A self-configurable radio receiver system was developed for relaying communication signals from multiple deep space assets. Most conventional radio receivers are hardwired to receive a specific type of signal and are incapable of receiving other types of signals without preconfiguration according to a predetermined schedule. The new radio receiver can recognize multiple signal types and autonomously reconfigure itself to decode the particular type of signal that is received.
Without prior knowledge of the defining characteristics of the received signals, this receiver accurately recognizes these characteristics and responds intelligently to define the functions of the receiver without explicit preconfiguration or reprogramming. This saves configuration time on the ground; in space, this allows in-situ reception without complicated reconfiguration commands from Earth.

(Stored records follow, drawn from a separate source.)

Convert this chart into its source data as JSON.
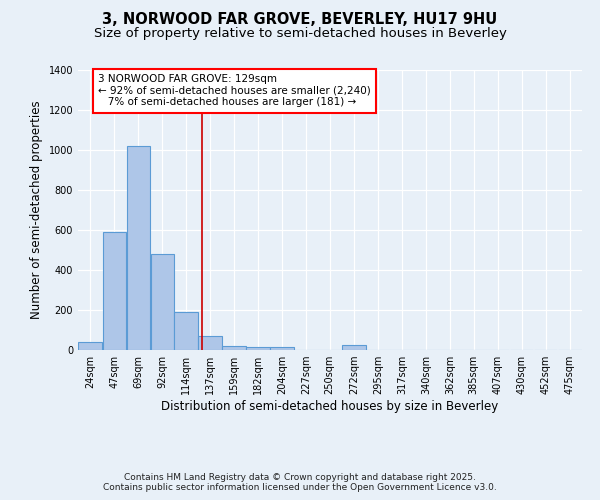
{
  "title": "3, NORWOOD FAR GROVE, BEVERLEY, HU17 9HU",
  "subtitle": "Size of property relative to semi-detached houses in Beverley",
  "xlabel": "Distribution of semi-detached houses by size in Beverley",
  "ylabel": "Number of semi-detached properties",
  "categories": [
    "24sqm",
    "47sqm",
    "69sqm",
    "92sqm",
    "114sqm",
    "137sqm",
    "159sqm",
    "182sqm",
    "204sqm",
    "227sqm",
    "250sqm",
    "272sqm",
    "295sqm",
    "317sqm",
    "340sqm",
    "362sqm",
    "385sqm",
    "407sqm",
    "430sqm",
    "452sqm",
    "475sqm"
  ],
  "bin_edges": [
    12.5,
    35.5,
    58,
    80.5,
    103,
    125.5,
    148,
    170.5,
    193,
    215.5,
    238,
    260.5,
    283.5,
    306,
    328.5,
    351,
    373.5,
    396,
    418.5,
    441,
    463.5,
    486.5
  ],
  "values": [
    40,
    590,
    1020,
    480,
    190,
    70,
    20,
    15,
    15,
    0,
    0,
    25,
    0,
    0,
    0,
    0,
    0,
    0,
    0,
    0,
    0
  ],
  "bar_color": "#aec6e8",
  "bar_edge_color": "#5b9bd5",
  "bar_edge_width": 0.8,
  "vline_x": 129,
  "vline_color": "#cc0000",
  "annotation_line1": "3 NORWOOD FAR GROVE: 129sqm",
  "annotation_line2": "← 92% of semi-detached houses are smaller (2,240)",
  "annotation_line3": "   7% of semi-detached houses are larger (181) →",
  "background_color": "#e8f0f8",
  "plot_bg_color": "#e8f0f8",
  "ylim": [
    0,
    1400
  ],
  "yticks": [
    0,
    200,
    400,
    600,
    800,
    1000,
    1200,
    1400
  ],
  "title_fontsize": 10.5,
  "subtitle_fontsize": 9.5,
  "tick_fontsize": 7,
  "ylabel_fontsize": 8.5,
  "xlabel_fontsize": 8.5,
  "annotation_fontsize": 7.5,
  "footer_fontsize": 6.5,
  "footer_line1": "Contains HM Land Registry data © Crown copyright and database right 2025.",
  "footer_line2": "Contains public sector information licensed under the Open Government Licence v3.0."
}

The radio receiver system includes a suite of software modules for autonomously recognizing the various attributes that define a signal including the angle of arrival, data rate, symbol timing, carrier frequency and phase, modulation index and type, signal-to-noise ratio (SNR), code type, and decoded message bits. Through multiple iterations of estimation and calculation, the system is able to make a maximum-likelihood estimate for each of the defining characteristics and select an appropriate decoder for decoding the received signal.
Since the quality of each of the estimators is limited by its lack of knowledge of any of the other parameters, the order in which these estimations and calculations are performed is critical. Partially ordering the receivers estimators yields a workable bootstrapping approach to estimating all of the parameters necessary for proper operation of the entire receiver. After each estimator completes its first estimate in the proper bootstrap order, the deeper-level estimators send soft information to the upper-level estimators; this begins a second iteration, wherein each estimator makes use of this additional extrinsic information to improve its performance. Such coupled systems are typically quite robust and can provide near maximum likelihood estimation and decoding.